木を植えること 3 (植樹祭)

全国植樹祭をご存知ですか。日本で進められてきた国を挙げての植林緑化運動の象徴ともいえる行事で、戦中戦後の過度の森林伐採によって荒廃した日本の国土の復興をめざして、昭和25年に山梨県で開催されて以来、毎年全国各地で開催されています。1957年4月、岐阜県谷汲で開催された第8回全国植樹祭に、当時中学3年生の私は、岐阜県の学生代表として参加し、他校の2人とともに国旗掲揚を行ったほか、行幸啓された天皇・皇后両陛下の御前で「学校植林」活動について表彰を受けました。
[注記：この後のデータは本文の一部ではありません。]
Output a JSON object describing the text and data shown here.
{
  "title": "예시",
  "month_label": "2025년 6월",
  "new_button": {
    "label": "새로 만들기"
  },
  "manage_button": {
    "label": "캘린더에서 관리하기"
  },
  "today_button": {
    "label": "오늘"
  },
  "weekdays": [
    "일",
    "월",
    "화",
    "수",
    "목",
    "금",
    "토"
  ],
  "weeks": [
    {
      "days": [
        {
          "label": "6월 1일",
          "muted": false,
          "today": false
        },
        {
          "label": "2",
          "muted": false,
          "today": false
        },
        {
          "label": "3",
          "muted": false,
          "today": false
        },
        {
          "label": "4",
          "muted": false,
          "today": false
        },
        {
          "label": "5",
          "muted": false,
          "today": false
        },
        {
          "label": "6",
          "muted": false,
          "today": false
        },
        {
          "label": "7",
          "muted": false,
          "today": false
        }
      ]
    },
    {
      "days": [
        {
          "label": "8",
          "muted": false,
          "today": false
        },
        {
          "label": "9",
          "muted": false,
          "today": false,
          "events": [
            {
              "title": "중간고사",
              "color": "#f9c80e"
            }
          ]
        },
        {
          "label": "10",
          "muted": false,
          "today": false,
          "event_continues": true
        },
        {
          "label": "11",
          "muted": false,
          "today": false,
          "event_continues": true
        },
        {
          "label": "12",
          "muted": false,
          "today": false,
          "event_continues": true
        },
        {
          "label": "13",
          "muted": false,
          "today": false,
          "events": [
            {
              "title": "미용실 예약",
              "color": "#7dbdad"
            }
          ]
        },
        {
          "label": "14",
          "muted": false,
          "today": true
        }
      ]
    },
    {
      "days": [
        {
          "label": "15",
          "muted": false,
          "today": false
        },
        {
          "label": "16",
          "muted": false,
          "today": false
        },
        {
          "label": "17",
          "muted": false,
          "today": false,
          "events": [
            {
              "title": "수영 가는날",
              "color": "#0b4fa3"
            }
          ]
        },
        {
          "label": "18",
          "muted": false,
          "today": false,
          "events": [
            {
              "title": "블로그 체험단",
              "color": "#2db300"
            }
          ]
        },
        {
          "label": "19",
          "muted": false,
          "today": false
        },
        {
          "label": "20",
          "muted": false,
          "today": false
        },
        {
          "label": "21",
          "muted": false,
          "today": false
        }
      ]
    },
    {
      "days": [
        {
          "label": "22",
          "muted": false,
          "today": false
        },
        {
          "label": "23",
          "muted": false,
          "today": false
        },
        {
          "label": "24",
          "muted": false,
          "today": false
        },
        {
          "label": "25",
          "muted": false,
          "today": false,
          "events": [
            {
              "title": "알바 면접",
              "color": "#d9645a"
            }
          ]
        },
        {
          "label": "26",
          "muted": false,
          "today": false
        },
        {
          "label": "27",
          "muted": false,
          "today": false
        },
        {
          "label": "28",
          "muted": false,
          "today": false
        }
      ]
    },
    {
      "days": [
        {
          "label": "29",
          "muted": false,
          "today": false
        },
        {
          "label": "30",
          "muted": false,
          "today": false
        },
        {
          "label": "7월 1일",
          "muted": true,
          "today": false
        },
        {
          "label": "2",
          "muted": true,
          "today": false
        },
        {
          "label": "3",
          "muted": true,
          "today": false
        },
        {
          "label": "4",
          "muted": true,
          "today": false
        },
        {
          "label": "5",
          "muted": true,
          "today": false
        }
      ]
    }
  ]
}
その頃学校では、春の植栽の時期になると、♪ 私の庭に学校に、木を植えましょう松の苗、初めの一本お父さん、並んで一本お母さん、あとの三本子どもたち♪と、植樹祭の歌の校内放送が流れました。いま、お隣の中国では、森林資源の枯渇と環境の悪化に危機感を持ち、「国民の植林の義務化」をはじめ、国家的プロジェクトによる大規模な造林事業が進められています。それは、当時の日本の国土緑化運動に似ています。日本では植林の義務化こそありませんでしたが、全国で植林が行われました。2001年から毎年、緑化事業が進む中国の砂漠化地帯で緑化の技術指導に当たっていますが、当時の日本の山村の植林光景を思い出します。林野庁に入ってからは、営林局又は営林署で主として植林事業を担当し、その勤務する先々で春になると植樹祭を実施しました。印象に残っているのは、1994年に付知営林署(現東濃森林管理署:岐阜県中津川市)で開催した植樹祭です。植樹会場といえば当然「山」の中で行っていましたが「川」で開催して話題となり注目されました。ヒノキの郷土と呼ばれる付知署管内には、400年の年輪を持つ木曽ヒノキ林があり、古くから木の文化を育んできました。その後、人工林時代になって東濃ヒノキが主役となり、優れた建築用材を全国に流通し、高価に取引された時代でした。植樹祭には、林業関係者はもとより、地元の小学校の児童、商工会、青年団など地元住民の皆さんに参加していただきました。植栽樹種は、皆さんが自ら育てたツツジ苗などを持ち寄っていただいたり、地元に自生するヒトツバタゴ等を植えました。会場は、付知川の美しい景観を誇る「ローマン渓谷」と呼ぶ水辺に近い個所でしたから、自然環境の専門家の指導も受け、地域ぐるみのプロジェクトになりました。このほか、転勤のたびにそれぞれの地域で開催した植樹祭は様々で、地元の情報が集まる町の床屋さんや美容院の方々、また、「みどりさん」という名前の方々ばかりのご招待など、身近な存在でも日ごろは森林や林業には馴染みが少ない地域住民の皆さまをお招きし、普段の生活の中に木を植えることが広がることを目指しました。「木(樹)を植えること、」これは単に木材などの資源利用が目的ばかりではなく、そこに生活する私たちが自然との一体感を取り戻す、これが主な目的でした。ヒノキやスギ林を広葉樹に転換するという短絡なことでなく、私たちすべての人々が心から自然に愛着をもつことへの自覚のために、「木を植えましょう」と呼びかけたいのです。